A 17-year-old was rescued from a Southern California hotel on Friday, four days after he was kidnapped and held for ransom.
According to The Associated Press, the teen was found on the floor of the hotel by law enforcement officials after his captors told his family that if they did not pay a $500,000 ransom, he would be hurt.
The U.S. Attorney’s Office in Los Angeles said last Monday that the kidnappers crashed into the boy’s car as he was driving in San Bernardino County and abducted him.
According to authorities, a doorbell camera recorded the kidnapping.
Federal prosecutors said that the kidnappers called the boy’s mother and demanded the $500,000 ransom. The call came from a Mexican phone number, The San Bernardino Sun reported.

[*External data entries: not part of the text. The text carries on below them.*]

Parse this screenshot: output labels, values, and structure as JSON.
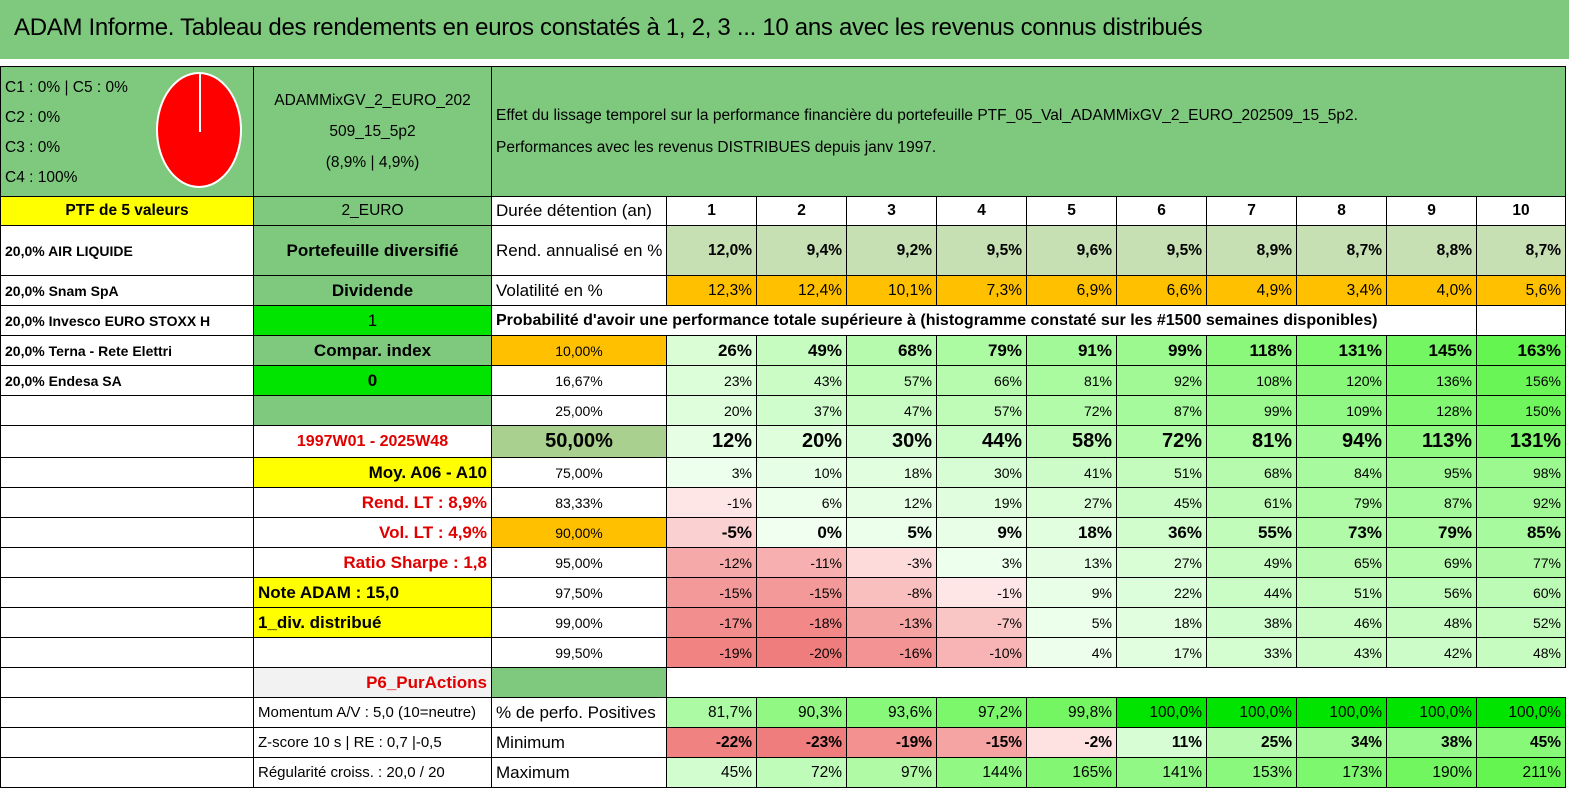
{
  "title": "ADAM Informe. Tableau des rendements en euros constatés à 1, 2, 3 ... 10 ans avec les revenus connus distribués",
  "allocation": {
    "lines": [
      "C1 : 0% | C5 : 0%",
      "C2 : 0%",
      "C3 : 0%",
      "C4 : 100%"
    ],
    "pie_color": "#ff0000"
  },
  "fund": {
    "name_line1": "ADAMMixGV_2_EURO_202",
    "name_line2": "509_15_5p2",
    "stats": "(8,9% | 4,9%)"
  },
  "description": {
    "line1": "Effet du lissage temporel sur la performance financière du portefeuille PTF_05_Val_ADAMMixGV_2_EURO_202509_15_5p2.",
    "line2": "Performances avec les revenus DISTRIBUES depuis janv 1997."
  },
  "left": {
    "ptf_header": "PTF de 5 valeurs",
    "holdings": [
      "20,0% AIR LIQUIDE",
      "20,0% Snam SpA",
      "20,0% Invesco EURO STOXX H",
      "20,0% Terna - Rete Elettri",
      "20,0% Endesa SA"
    ]
  },
  "mid": {
    "currency": "2_EURO",
    "type": "Portefeuille diversifié",
    "dividend_label": "Dividende",
    "dividend_value": "1",
    "compar_label": "Compar. index",
    "compar_value": "0",
    "period": "1997W01 - 2025W48",
    "moy": "Moy. A06 - A10",
    "rend_lt": "Rend. LT : 8,9%",
    "vol_lt": "Vol. LT : 4,9%",
    "sharpe": "Ratio Sharpe : 1,8",
    "note": "Note ADAM : 15,0",
    "div_dist": "1_div. distribué",
    "p6": "P6_PurActions",
    "momentum": "Momentum A/V : 5,0 (10=neutre)",
    "zscore": "Z-score 10 s | RE : 0,7 |-0,5",
    "regularite": "Régularité croiss. : 20,0 / 20"
  },
  "table": {
    "duration_label": "Durée détention (an)",
    "years": [
      "1",
      "2",
      "3",
      "4",
      "5",
      "6",
      "7",
      "8",
      "9",
      "10"
    ],
    "rend_label": "Rend. annualisé en %",
    "rend": [
      "12,0%",
      "9,4%",
      "9,2%",
      "9,5%",
      "9,6%",
      "9,5%",
      "8,9%",
      "8,7%",
      "8,8%",
      "8,7%"
    ],
    "vol_label": "Volatilité en %",
    "vol": [
      "12,3%",
      "12,4%",
      "10,1%",
      "7,3%",
      "6,9%",
      "6,6%",
      "4,9%",
      "3,4%",
      "4,0%",
      "5,6%"
    ],
    "prob_header": "Probabilité d'avoir une performance totale supérieure à (histogramme constaté sur les #1500 semaines disponibles)",
    "quantiles": [
      {
        "label": "10,00%",
        "values": [
          "26%",
          "49%",
          "68%",
          "79%",
          "91%",
          "99%",
          "118%",
          "131%",
          "145%",
          "163%"
        ]
      },
      {
        "label": "16,67%",
        "values": [
          "23%",
          "43%",
          "57%",
          "66%",
          "81%",
          "92%",
          "108%",
          "120%",
          "136%",
          "156%"
        ]
      },
      {
        "label": "25,00%",
        "values": [
          "20%",
          "37%",
          "47%",
          "57%",
          "72%",
          "87%",
          "99%",
          "109%",
          "128%",
          "150%"
        ]
      },
      {
        "label": "50,00%",
        "values": [
          "12%",
          "20%",
          "30%",
          "44%",
          "58%",
          "72%",
          "81%",
          "94%",
          "113%",
          "131%"
        ]
      },
      {
        "label": "75,00%",
        "values": [
          "3%",
          "10%",
          "18%",
          "30%",
          "41%",
          "51%",
          "68%",
          "84%",
          "95%",
          "98%"
        ]
      },
      {
        "label": "83,33%",
        "values": [
          "-1%",
          "6%",
          "12%",
          "19%",
          "27%",
          "45%",
          "61%",
          "79%",
          "87%",
          "92%"
        ]
      },
      {
        "label": "90,00%",
        "values": [
          "-5%",
          "0%",
          "5%",
          "9%",
          "18%",
          "36%",
          "55%",
          "73%",
          "79%",
          "85%"
        ]
      },
      {
        "label": "95,00%",
        "values": [
          "-12%",
          "-11%",
          "-3%",
          "3%",
          "13%",
          "27%",
          "49%",
          "65%",
          "69%",
          "77%"
        ]
      },
      {
        "label": "97,50%",
        "values": [
          "-15%",
          "-15%",
          "-8%",
          "-1%",
          "9%",
          "22%",
          "44%",
          "51%",
          "56%",
          "60%"
        ]
      },
      {
        "label": "99,00%",
        "values": [
          "-17%",
          "-18%",
          "-13%",
          "-7%",
          "5%",
          "18%",
          "38%",
          "46%",
          "48%",
          "52%"
        ]
      },
      {
        "label": "99,50%",
        "values": [
          "-19%",
          "-20%",
          "-16%",
          "-10%",
          "4%",
          "17%",
          "33%",
          "43%",
          "42%",
          "48%"
        ]
      }
    ],
    "pos_label": "% de perfo. Positives",
    "pos": [
      "81,7%",
      "90,3%",
      "93,6%",
      "97,2%",
      "99,8%",
      "100,0%",
      "100,0%",
      "100,0%",
      "100,0%",
      "100,0%"
    ],
    "min_label": "Minimum",
    "min": [
      "-22%",
      "-23%",
      "-19%",
      "-15%",
      "-2%",
      "11%",
      "25%",
      "34%",
      "38%",
      "45%"
    ],
    "max_label": "Maximum",
    "max": [
      "45%",
      "72%",
      "97%",
      "144%",
      "165%",
      "141%",
      "153%",
      "173%",
      "190%",
      "211%"
    ]
  },
  "colors": {
    "header_green": "#7fc97f",
    "bright_green": "#00e400",
    "yellow": "#ffff00",
    "orange": "#ffc000",
    "negative_red": "#f08080"
  }
}
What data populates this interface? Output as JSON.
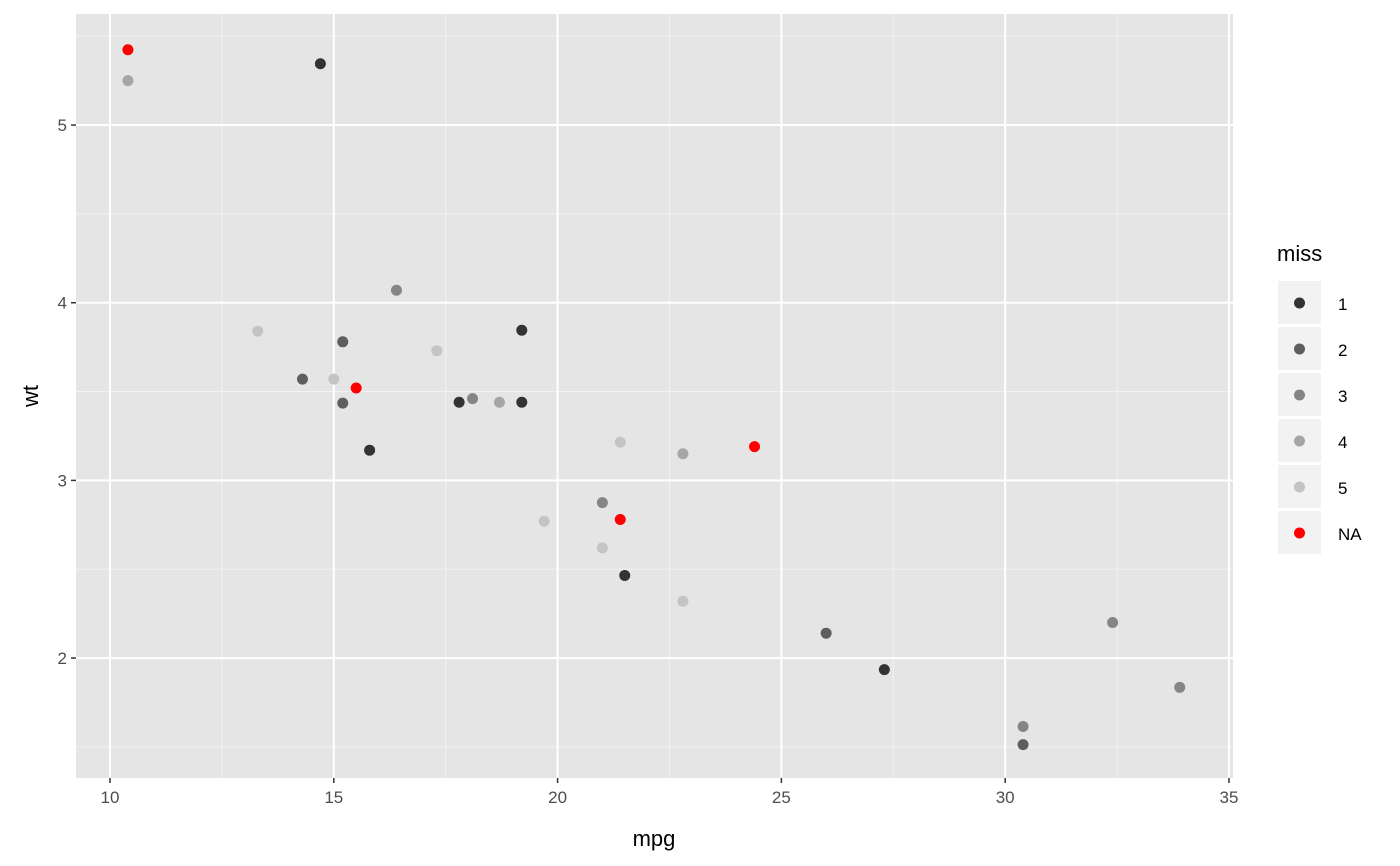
{
  "chart_data": {
    "type": "scatter",
    "title": "",
    "xlabel": "mpg",
    "ylabel": "wt",
    "xlim": [
      9.24,
      35.09
    ],
    "ylim": [
      1.325,
      5.625
    ],
    "xticks": [
      10,
      15,
      20,
      25,
      30,
      35
    ],
    "yticks": [
      2,
      3,
      4,
      5
    ],
    "grid": true,
    "legend": {
      "title": "miss",
      "placement": "right",
      "entries": [
        {
          "label": "1",
          "color": "#333333"
        },
        {
          "label": "2",
          "color": "#5e5e5e"
        },
        {
          "label": "3",
          "color": "#858585"
        },
        {
          "label": "4",
          "color": "#a6a6a6"
        },
        {
          "label": "5",
          "color": "#c4c4c4"
        },
        {
          "label": "NA",
          "color": "#ff0000"
        }
      ]
    },
    "points": [
      {
        "x": 21.0,
        "y": 2.62,
        "miss": "5"
      },
      {
        "x": 21.0,
        "y": 2.875,
        "miss": "3"
      },
      {
        "x": 22.8,
        "y": 2.32,
        "miss": "5"
      },
      {
        "x": 21.4,
        "y": 3.215,
        "miss": "5"
      },
      {
        "x": 18.7,
        "y": 3.44,
        "miss": "4"
      },
      {
        "x": 18.1,
        "y": 3.46,
        "miss": "3"
      },
      {
        "x": 14.3,
        "y": 3.57,
        "miss": "2"
      },
      {
        "x": 24.4,
        "y": 3.19,
        "miss": "NA"
      },
      {
        "x": 22.8,
        "y": 3.15,
        "miss": "4"
      },
      {
        "x": 19.2,
        "y": 3.44,
        "miss": "1"
      },
      {
        "x": 17.8,
        "y": 3.44,
        "miss": "1"
      },
      {
        "x": 16.4,
        "y": 4.07,
        "miss": "3"
      },
      {
        "x": 17.3,
        "y": 3.73,
        "miss": "5"
      },
      {
        "x": 15.2,
        "y": 3.78,
        "miss": "2"
      },
      {
        "x": 10.4,
        "y": 5.25,
        "miss": "4"
      },
      {
        "x": 10.4,
        "y": 5.424,
        "miss": "NA"
      },
      {
        "x": 14.7,
        "y": 5.345,
        "miss": "1"
      },
      {
        "x": 32.4,
        "y": 2.2,
        "miss": "3"
      },
      {
        "x": 30.4,
        "y": 1.615,
        "miss": "3"
      },
      {
        "x": 33.9,
        "y": 1.835,
        "miss": "3"
      },
      {
        "x": 21.5,
        "y": 2.465,
        "miss": "1"
      },
      {
        "x": 15.5,
        "y": 3.52,
        "miss": "NA"
      },
      {
        "x": 15.2,
        "y": 3.435,
        "miss": "2"
      },
      {
        "x": 13.3,
        "y": 3.84,
        "miss": "5"
      },
      {
        "x": 19.2,
        "y": 3.845,
        "miss": "1"
      },
      {
        "x": 27.3,
        "y": 1.935,
        "miss": "1"
      },
      {
        "x": 26.0,
        "y": 2.14,
        "miss": "2"
      },
      {
        "x": 30.4,
        "y": 1.513,
        "miss": "2"
      },
      {
        "x": 15.8,
        "y": 3.17,
        "miss": "1"
      },
      {
        "x": 19.7,
        "y": 2.77,
        "miss": "5"
      },
      {
        "x": 15.0,
        "y": 3.57,
        "miss": "5"
      },
      {
        "x": 21.4,
        "y": 2.78,
        "miss": "NA"
      }
    ]
  }
}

The men repeatedly called her over four days and threatened to harm her son if the family did not pay, the AP reported.
“Few things can be as terrorizing to a parent as having your child kidnapped and held for ransom under threat of physical harm,” U.S. Attorney Martin Estrada said in a statement. The family did not pay the ransom.
Fidel Jesús Patino Jaimes, 22, Jair Tomás Ramos Domínguez, 26, and Ezequiel Felix López, 27, who told law enforcement they were from Santa Maria, were charged Friday night with kidnapping, a felony that carries a maximum sentence of life imprisonment, the U.S. Department of Justice said.
The teen was also seen on a video being forced to read from a script saying the abduction was his father’s fault for an incident that allegedly occurred in New York, authorities said.